0

作为我工作的一部分,我希望在我从头开始编写的基本 Resnet50 模型上应用 Quantization-Aware Training,如下所示:


import tensorflow as tf
from tensorflow import keras
from tensorflow.keras import layers
import numpy as np
import datetime as dt
import h5py
import math
import numpy as np
import pandas as pd
import scipy as sci
import matplotlib.pyplot as plt
from tensorflow.keras import regularizers 
from tensorflow.keras import activations
from tensorflow.keras import Model
from tensorflow.keras.layers import ZeroPadding2D,Add,Dense,Flatten,AveragePooling2D,Conv2D,BatchNormalization,MaxPooling2D,Activation,Input
from tensorflow.python.keras.regularizers import Regularizer
from tensorflow.keras.models import Sequential

from IPython.display import SVG
# from tensorflow.keras.utils.vis_utils import plot_model
from tensorflow.keras.utils import plot_model
# from tensorflow.keras.utils.vis_utils import model_to_dot
from tensorflow.keras.utils import model_to_dot


import tensorflow_model_optimization as tfmot

L2=False
Reg = regularizers.l2(0.001) if L2 else regularizers.l1(0.001)
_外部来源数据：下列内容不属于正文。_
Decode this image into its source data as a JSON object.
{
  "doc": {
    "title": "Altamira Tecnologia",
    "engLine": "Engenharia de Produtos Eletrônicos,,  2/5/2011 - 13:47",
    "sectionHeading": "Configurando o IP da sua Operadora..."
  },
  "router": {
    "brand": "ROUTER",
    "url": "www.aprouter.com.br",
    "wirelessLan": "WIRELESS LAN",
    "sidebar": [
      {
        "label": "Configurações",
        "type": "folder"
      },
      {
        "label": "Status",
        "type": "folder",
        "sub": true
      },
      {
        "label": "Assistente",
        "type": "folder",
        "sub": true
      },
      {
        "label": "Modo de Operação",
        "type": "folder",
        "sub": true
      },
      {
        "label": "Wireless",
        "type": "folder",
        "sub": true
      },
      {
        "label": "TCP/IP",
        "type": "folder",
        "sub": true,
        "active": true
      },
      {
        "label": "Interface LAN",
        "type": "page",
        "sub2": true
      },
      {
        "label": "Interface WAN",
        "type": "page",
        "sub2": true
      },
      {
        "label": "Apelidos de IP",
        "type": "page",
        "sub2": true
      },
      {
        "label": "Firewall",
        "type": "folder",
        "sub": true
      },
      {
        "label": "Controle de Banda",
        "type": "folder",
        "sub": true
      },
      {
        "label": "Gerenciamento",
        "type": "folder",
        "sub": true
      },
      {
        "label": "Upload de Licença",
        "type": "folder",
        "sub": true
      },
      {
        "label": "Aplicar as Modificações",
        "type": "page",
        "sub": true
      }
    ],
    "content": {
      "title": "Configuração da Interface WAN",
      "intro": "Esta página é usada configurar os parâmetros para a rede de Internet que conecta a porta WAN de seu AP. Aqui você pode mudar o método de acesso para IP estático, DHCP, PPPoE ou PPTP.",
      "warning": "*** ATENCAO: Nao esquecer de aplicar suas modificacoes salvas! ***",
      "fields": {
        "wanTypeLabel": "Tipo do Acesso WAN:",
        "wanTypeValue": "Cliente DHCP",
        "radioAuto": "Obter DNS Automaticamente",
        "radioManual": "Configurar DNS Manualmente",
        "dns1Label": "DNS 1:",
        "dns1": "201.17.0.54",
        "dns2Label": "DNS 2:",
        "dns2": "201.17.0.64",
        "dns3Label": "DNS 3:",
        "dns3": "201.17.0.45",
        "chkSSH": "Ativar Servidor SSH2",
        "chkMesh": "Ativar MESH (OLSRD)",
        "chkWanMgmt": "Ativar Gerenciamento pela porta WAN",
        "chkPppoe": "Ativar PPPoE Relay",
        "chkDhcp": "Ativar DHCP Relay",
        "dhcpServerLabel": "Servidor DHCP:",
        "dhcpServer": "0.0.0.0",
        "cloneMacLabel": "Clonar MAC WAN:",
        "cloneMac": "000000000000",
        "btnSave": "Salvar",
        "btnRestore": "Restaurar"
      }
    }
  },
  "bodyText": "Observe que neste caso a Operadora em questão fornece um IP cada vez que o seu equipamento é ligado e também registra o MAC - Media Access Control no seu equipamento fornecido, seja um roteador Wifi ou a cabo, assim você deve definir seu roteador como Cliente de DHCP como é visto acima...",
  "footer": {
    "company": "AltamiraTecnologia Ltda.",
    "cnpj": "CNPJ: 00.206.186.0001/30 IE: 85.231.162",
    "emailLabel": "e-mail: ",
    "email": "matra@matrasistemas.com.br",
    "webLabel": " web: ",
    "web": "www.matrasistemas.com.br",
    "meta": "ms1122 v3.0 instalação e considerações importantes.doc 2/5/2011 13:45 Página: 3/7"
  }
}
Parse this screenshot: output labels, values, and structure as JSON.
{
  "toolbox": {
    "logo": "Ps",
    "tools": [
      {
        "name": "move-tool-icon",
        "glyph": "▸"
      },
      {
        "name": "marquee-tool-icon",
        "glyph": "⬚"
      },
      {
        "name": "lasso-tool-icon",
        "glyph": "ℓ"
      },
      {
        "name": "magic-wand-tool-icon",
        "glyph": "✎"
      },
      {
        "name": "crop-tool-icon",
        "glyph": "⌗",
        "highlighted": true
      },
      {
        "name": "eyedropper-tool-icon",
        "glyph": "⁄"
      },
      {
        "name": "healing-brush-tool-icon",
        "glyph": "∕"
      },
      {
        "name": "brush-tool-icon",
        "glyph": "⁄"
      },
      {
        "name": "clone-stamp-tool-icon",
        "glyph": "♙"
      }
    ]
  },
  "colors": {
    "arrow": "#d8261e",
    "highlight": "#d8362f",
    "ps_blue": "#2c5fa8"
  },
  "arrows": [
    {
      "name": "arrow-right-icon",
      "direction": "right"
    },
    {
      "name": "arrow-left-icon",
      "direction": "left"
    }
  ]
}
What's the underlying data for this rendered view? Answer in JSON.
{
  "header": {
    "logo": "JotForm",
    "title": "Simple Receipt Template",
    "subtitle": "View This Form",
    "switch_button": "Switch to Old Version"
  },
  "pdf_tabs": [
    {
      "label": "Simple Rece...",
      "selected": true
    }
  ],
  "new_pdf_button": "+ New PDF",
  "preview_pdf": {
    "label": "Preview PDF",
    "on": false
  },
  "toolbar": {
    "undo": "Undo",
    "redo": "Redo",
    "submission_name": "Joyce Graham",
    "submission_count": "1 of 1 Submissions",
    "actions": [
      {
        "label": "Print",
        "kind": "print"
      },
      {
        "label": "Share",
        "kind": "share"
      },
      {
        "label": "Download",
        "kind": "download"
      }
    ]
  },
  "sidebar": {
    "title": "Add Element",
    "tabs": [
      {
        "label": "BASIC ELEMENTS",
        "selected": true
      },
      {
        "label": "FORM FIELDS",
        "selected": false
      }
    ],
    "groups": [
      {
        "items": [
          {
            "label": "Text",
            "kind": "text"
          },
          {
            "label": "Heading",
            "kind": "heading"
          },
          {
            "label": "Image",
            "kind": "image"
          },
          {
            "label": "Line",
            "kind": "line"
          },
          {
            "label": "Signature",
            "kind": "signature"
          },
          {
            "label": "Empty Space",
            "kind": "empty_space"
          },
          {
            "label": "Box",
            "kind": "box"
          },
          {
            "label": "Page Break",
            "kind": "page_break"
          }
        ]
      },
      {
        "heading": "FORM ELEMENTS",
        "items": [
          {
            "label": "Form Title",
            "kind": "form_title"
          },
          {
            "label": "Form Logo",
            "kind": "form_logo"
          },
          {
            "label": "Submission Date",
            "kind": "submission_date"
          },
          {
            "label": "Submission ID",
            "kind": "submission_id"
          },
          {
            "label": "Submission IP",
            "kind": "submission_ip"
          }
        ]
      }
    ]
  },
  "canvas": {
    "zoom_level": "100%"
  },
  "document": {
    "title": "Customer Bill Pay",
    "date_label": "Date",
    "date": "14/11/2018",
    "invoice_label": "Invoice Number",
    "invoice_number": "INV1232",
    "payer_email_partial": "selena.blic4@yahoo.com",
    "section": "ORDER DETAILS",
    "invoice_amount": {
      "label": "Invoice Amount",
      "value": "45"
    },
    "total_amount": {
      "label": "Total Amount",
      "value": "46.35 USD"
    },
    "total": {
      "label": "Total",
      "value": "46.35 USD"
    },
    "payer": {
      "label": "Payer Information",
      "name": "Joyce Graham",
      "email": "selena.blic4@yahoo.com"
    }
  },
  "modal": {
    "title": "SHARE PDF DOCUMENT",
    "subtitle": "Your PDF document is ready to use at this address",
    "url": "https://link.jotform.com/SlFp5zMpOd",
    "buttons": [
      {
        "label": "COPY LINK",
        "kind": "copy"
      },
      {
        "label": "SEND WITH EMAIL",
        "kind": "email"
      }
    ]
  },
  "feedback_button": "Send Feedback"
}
def res_identity(x, filters): 
  #renet block where dimension doesnot change.
  #The skip connection is just simple identity conncection
  #we will have 3 blocks and then input will be added

  
  
  x_skip = x # this will be used for addition with the residual block 
  f1, f2 = filters

  #first block 
  x = Conv2D(f1, kernel_size=(1, 1), strides=(1, 1), padding='valid', kernel_regularizer = Reg)(x)
  x = BatchNormalization()(x)
  x = Activation(activations.relu)(x)

  #second block # bottleneck (but size kept same with padding)
  x = Conv2D(f1, kernel_size=(3, 3), strides=(1, 1), padding='same', kernel_regularizer=Reg)(x)
  x = BatchNormalization()(x)
  x = Activation(activations.relu)(x)

  # third block activation used after adding the input
  x = Conv2D(f2, kernel_size=(1, 1), strides=(1, 1), padding='valid', kernel_regularizer=Reg)(x)
  x = BatchNormalization()(x)
  # x = Activation(activations.relu)(x)

  # add the input 
  x = Add()([x, x_skip])
  x = tf.keras.activations.relu(x)

  return x
  # Model(inputs=x, outputs=output, name='res_idnetity')
  # return Sequential(x)

 
def res_conv(x, s, filters): 
  x_skip = x
  f1, f2 = filters

  # first block
  x = Conv2D(f1, kernel_size=(1, 1), strides=(s, s), padding='valid', kernel_regularizer=Reg)(x)
  # when s = 2 then it is like downsizing the feature map
  x = BatchNormalization()(x)
  x = Activation(activations.relu)(x)

  # second block
  x = Conv2D(f1, kernel_size=(3, 3), strides=(1, 1), padding='same', kernel_regularizer=Reg)(x)
  x = BatchNormalization()(x)
  x = Activation(activations.relu)(x)

  #third block
  x = Conv2D(f2, kernel_size=(1, 1), strides=(1, 1), padding='valid', kernel_regularizer=Reg)(x)
  x = BatchNormalization()(x)

  # shortcut 
  x_skip = Conv2D(f2, kernel_size=(1, 1), strides=(s, s), padding='valid', kernel_regularizer=Reg)(x_skip)
  x_skip = BatchNormalization()(x_skip)

  # add 
  x = Add()([x, x_skip])
  x = Activation(activations.relu)(x)

  return x


def resnet50():
  
  input_im = Input(shape=(32, 32, 3)) 
  x = ZeroPadding2D(padding=(3, 3))(input_im)

  # 1st stage
  # here we perform maxpooling, see the figure above

  x = Conv2D(64, kernel_size=(7, 7), strides=(2, 2))(x)
  x = BatchNormalization()(x)
  x = Activation(activations.relu)(x)
  x = MaxPooling2D((3, 3), strides=(2, 2))(x)

  #2nd stage 
  # frm here on only conv block and identity block, no pooling

  x = res_conv(x, s=1, filters=(64, 256))
  x = res_identity(x, filters=(64, 256))
  x = res_identity(x, filters=(64, 256))

  # 3rd stage

  x = res_conv(x, s=2, filters=(128, 512))
  x = res_identity(x, filters=(128, 512))
  x = res_identity(x, filters=(128, 512))
  x = res_identity(x, filters=(128, 512))

  # 4th stage

  x = res_conv(x, s=2, filters=(256, 1024))
  x = res_identity(x, filters=(256, 1024))
  x = res_identity(x, filters=(256, 1024))
  x = res_identity(x, filters=(256, 1024))
  x = res_identity(x, filters=(256, 1024))
  x = res_identity(x, filters=(256, 1024))

  # 5th stage

  x = res_conv(x, s=2, filters=(512, 2048))
  x = res_identity(x, filters=(512, 2048))
  x = res_identity(x, filters=(512, 2048))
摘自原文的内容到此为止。